The REPL is Just a Loop
The Read-Eval-Print Loop is exactly what it sounds like:
1pub fn start<R: Read, W: Write>(reader: R, writer: &mut W) -> io::Result<()> {
2 let mut reader = BufReader::new(reader);
3 let env = Rc::new(RefCell::new(Environment::new()));
4
5 loop {
6 write!(writer, "{}", PROMPT)?;
7 writer.flush()?;
8
9 let mut line = String::new();
10 if reader.read_line(&mut line)? == 0 { break; }
11
12 let mut lexer = lexer::Lexer::new(line.trim());
13 let mut parser = parser::Parser::new(&mut lexer);
14
15 if let Ok(program) = parser.parse_program() {
16 match evaluator::eval(program.into(), env.clone()) {
17 Ok(evaluated) => writeln!(writer, "{}", evaluated)?,
18 Err(e) => writeln!(writer, "{}", e)?,
19 }
20 }
21 }
22 Ok(())
23}
Read a line, parse it, evaluate it, print the result.
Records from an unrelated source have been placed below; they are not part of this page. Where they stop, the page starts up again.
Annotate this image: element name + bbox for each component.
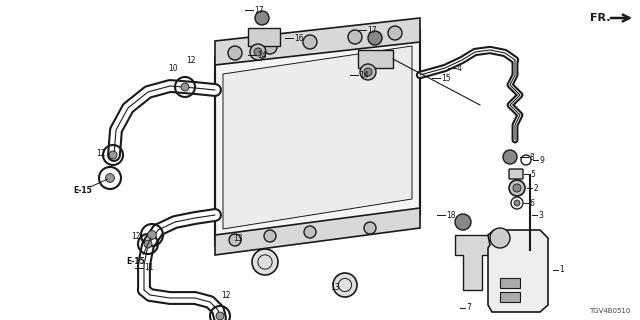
Circle shape	[490, 228, 510, 248]
Circle shape	[109, 151, 117, 159]
Text: 12: 12	[221, 292, 230, 300]
Circle shape	[364, 222, 376, 234]
Circle shape	[360, 64, 376, 80]
Circle shape	[348, 30, 362, 44]
Circle shape	[333, 273, 357, 297]
Circle shape	[509, 180, 525, 196]
Text: 14: 14	[257, 51, 267, 60]
Text: 13: 13	[233, 234, 243, 243]
Text: FR.: FR.	[590, 13, 611, 23]
Polygon shape	[455, 235, 490, 290]
Circle shape	[181, 83, 189, 91]
Bar	[500, 292, 520, 302]
Text: 18: 18	[446, 211, 456, 220]
Circle shape	[216, 312, 224, 320]
Text: 17: 17	[254, 5, 264, 14]
Text: 7: 7	[466, 303, 471, 313]
Circle shape	[513, 184, 521, 192]
Circle shape	[303, 35, 317, 49]
Circle shape	[254, 48, 262, 56]
Polygon shape	[215, 208, 420, 255]
Circle shape	[106, 173, 115, 182]
Text: 6: 6	[530, 198, 535, 207]
Circle shape	[144, 240, 152, 248]
Circle shape	[368, 31, 382, 45]
Circle shape	[228, 46, 242, 60]
Bar	[358, 50, 393, 68]
Text: 13: 13	[330, 284, 340, 292]
Text: 11: 11	[144, 263, 154, 273]
Text: 12: 12	[131, 231, 141, 241]
Circle shape	[264, 230, 276, 242]
Text: 15: 15	[441, 74, 451, 83]
Circle shape	[263, 40, 277, 54]
FancyBboxPatch shape	[509, 169, 523, 179]
Circle shape	[148, 231, 156, 239]
Text: 12: 12	[186, 55, 195, 65]
Circle shape	[364, 68, 372, 76]
Text: 3: 3	[538, 211, 543, 220]
Text: 9: 9	[539, 156, 544, 164]
Circle shape	[503, 150, 517, 164]
Text: 1: 1	[559, 266, 564, 275]
Circle shape	[255, 11, 269, 25]
Polygon shape	[215, 18, 420, 65]
Text: TGV4B0510: TGV4B0510	[589, 308, 630, 314]
Text: 17: 17	[367, 26, 376, 35]
Circle shape	[304, 226, 316, 238]
Circle shape	[252, 249, 278, 275]
Circle shape	[388, 26, 402, 40]
Text: E-15: E-15	[73, 186, 92, 195]
Circle shape	[455, 214, 471, 230]
Text: E-15: E-15	[126, 258, 145, 267]
Text: 8: 8	[529, 153, 534, 162]
Text: 5: 5	[530, 170, 535, 179]
Text: 10: 10	[168, 63, 178, 73]
Text: 14: 14	[359, 70, 369, 79]
Polygon shape	[215, 30, 420, 245]
Circle shape	[250, 44, 266, 60]
Circle shape	[229, 234, 241, 246]
Polygon shape	[488, 230, 548, 312]
Text: 4: 4	[457, 63, 462, 73]
Circle shape	[514, 200, 520, 206]
Bar	[500, 278, 520, 288]
Text: 12: 12	[96, 148, 106, 157]
Polygon shape	[223, 46, 412, 229]
Bar	[248, 28, 280, 46]
Text: 2: 2	[533, 183, 538, 193]
Text: 16: 16	[294, 34, 303, 43]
The environment persists across iterations so variables stick around. That’s how a REPL works.
What Rust Taught Me
Reference Counting Everywhere
Because the AST needs to share ownership of nodes, I used Rc<> everywhere. The environment is Rc<RefCell<Environment>> so it can be mutated while shared. Function bodies are Rc<RefCell<BlockStatement>> for the same reason.
This felt clunky at first, but it’s actually explicit about what Go’s garbage collector hides: shared ownership requires runtime bookkeeping.
Enums Are Perfect for ASTs
Rust’s enums make AST nodes beautiful:
1pub enum Expression {
2 Identifier(Identifier),
3 Integer(IntegerLiteral),
4 String(StringLiteral),
5 Boolean(Boolean),
6 Prefix(PrefixExpression),
7 Infix(InfixExpression),
8 If(IfExpression),
9 Function(FunctionLiteral),
10 Call(CallExpression),
11 Array(ArrayLiteral),
12 Index(IndexExpression),
13 Hash(HashLiteral),
14}
Each variant holds its own data. Pattern matching makes the evaluator clean:
1match expr {
2 ast::Expression::Integer(literal) => Ok(Rc::new(Object::Integer(literal.value))),
3 ast::Expression::String(literal) => Ok(Rc::new(Object::String(literal.value))),
4 ast::Expression::Boolean(literal) => eval_boolean(literal),
5 ast::Expression::Prefix(literal) => eval_prefix_expression(literal, env),
6 ast::Expression::Infix(literal) => eval_infix_expression(literal, env),
7 // ... and so on
8}
No null checks, no inheritance hierarchies, just data and functions.
What I’d Do Differently
If I were starting over, I’d add:
- Better error messages with line numbers and column positions
- A type system (even a simple one would catch bugs)
- Bytecode compilation for performance (this is what Crafting Interpreters does in part 3)
Try It
The interpreter is on GitHub. You can run the REPL:
1cargo run
Or execute a file:
1cargo run -- examples/fibonacci.monkey
If you’ve ever wondered how programming languages work, build an interpreter. It’s one of those projects that changes how you think about code. You go from “I use functions” to “I understand why functions work.”